ABSTRACT

The International Association for the Study of Pain (IASP) has defined pain as an unpleasant sensory and emotional experience associated with noxious stimuli or described in such terms (1). Implicit in this definition are two important features of pain. First and foremost is that pain is a perception that occurs in a conscious brain, requiring activation of multiple cortical areas to produce an ‘‘experience.’’ In contrast, ‘‘nociception’’ is the term used to describe activity in either the peripheral or the central nervous system (CNS) evoked by noxious stimuli.
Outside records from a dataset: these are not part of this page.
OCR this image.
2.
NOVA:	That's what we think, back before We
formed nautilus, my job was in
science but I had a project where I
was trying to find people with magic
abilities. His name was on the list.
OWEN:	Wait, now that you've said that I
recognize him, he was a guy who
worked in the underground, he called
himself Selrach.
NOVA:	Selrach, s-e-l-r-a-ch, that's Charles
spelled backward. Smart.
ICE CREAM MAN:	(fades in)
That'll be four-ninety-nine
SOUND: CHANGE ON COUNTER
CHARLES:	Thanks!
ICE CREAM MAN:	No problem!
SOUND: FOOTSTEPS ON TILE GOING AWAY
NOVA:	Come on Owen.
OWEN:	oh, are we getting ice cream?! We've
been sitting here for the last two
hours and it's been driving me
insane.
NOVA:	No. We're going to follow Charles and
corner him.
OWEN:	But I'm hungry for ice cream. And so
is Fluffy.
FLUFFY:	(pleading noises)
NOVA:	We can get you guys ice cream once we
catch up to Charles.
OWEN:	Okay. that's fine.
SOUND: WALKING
Importantly, nociception may or may not result in the perception of pain. The implication of this distinction is that pain not only requires consciousness, but also an intact nervous system and a nervous system that has developed sufficiently such that activity in subcortical nociceptive circuits is able to influence activity in the appropriate cortical circuits (2). Second, pain has both sensory and emotional content. This notion is supported by data from brain imaging studies as well as deficits observed in patients following specific brain injuries. Imaging data indicate that noxious stimuli result in the activation of SI and SII sensory cortices, brain areas critical for sensory discrimination (3-5). Noxious stimuli also result in the activation of brain areas critical for processing of emotion, such as the amygdala and the anterior cingulate cortex (4,6-8). The relative contribution of each of these areas can be manipulated experimentally, resulting in differences in perception (9). Furthermore, patients suffering unilateral damage to SI and SII cortex, which would eliminate sensory, but not affective components of pain, report vague unpleasantness in response to noxious stimulation of body regions contralateral to the site of brain injury (10,11). A third feature of pain, not implied in the IASP definition, is that it involves a cognitive component. In other words, pain has meaning and its meaning can impact both the sensory and the emotional experience. For example, a little abdominal discomfort following a bowl of chili in a person prone to intestinal gas may mean something very different, and will likely be perceived very differently, from the abdominal discomfort experienced by a person recently hospitalized for a bleeding ulcer.